Sr. Lucille was a talented seamstress and made some of her own clothes. She was known for wearing hats and often wore a new one at the annual assembly. Among her last accomplishments was dressing two “sister dolls”, one with the original habit of the French sisters. She labored over that doll for several months. She regularly got books from the public library as well as movies. She had an infectious laugh that could be heard across the room.
She mastered going to Bishop Drumm, when she was suffering from breaks in both arms, and getting well enough to return home. She was also a breast cancer survivor. She loved her Irish heritage and we might say about her, “You can take Lucille out of Melrose, but you can’t take Melrose out of Lucille.” She wanted to go back home until the day she died.

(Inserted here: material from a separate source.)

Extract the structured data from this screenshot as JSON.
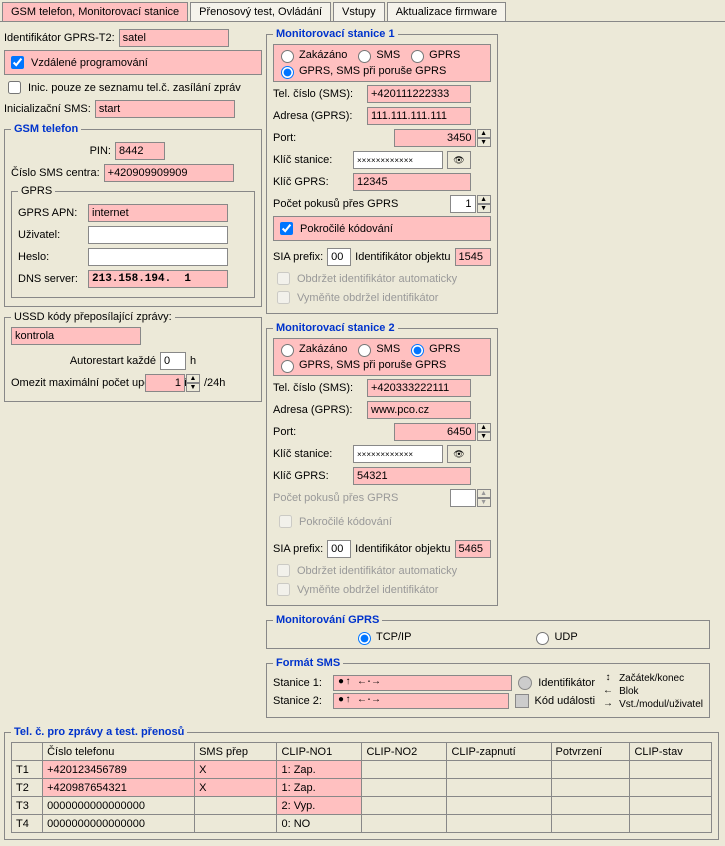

During the year of Consecrated Life in 2015 she answered that her favorite Scripture passage was “Feed my lambs, feed my sheep.” Sr. Lucille lived those words and mission, both physically and spiritually. May she enjoy a seat at the heavenly banquet, with her beloved parents and siblings, CHM sisters, associates, and many friends.
Sister Mary Rehmann, CHM
Sister is remembered fondly for her love of sewing, her generosity, and her Irish humor; admittedly, her laughter got her into trouble from time to time. Reflecting on the ups and downs of religious life, Sister Lucille declared that “it takes both the thorn and the blossom to make a beautiful rose.”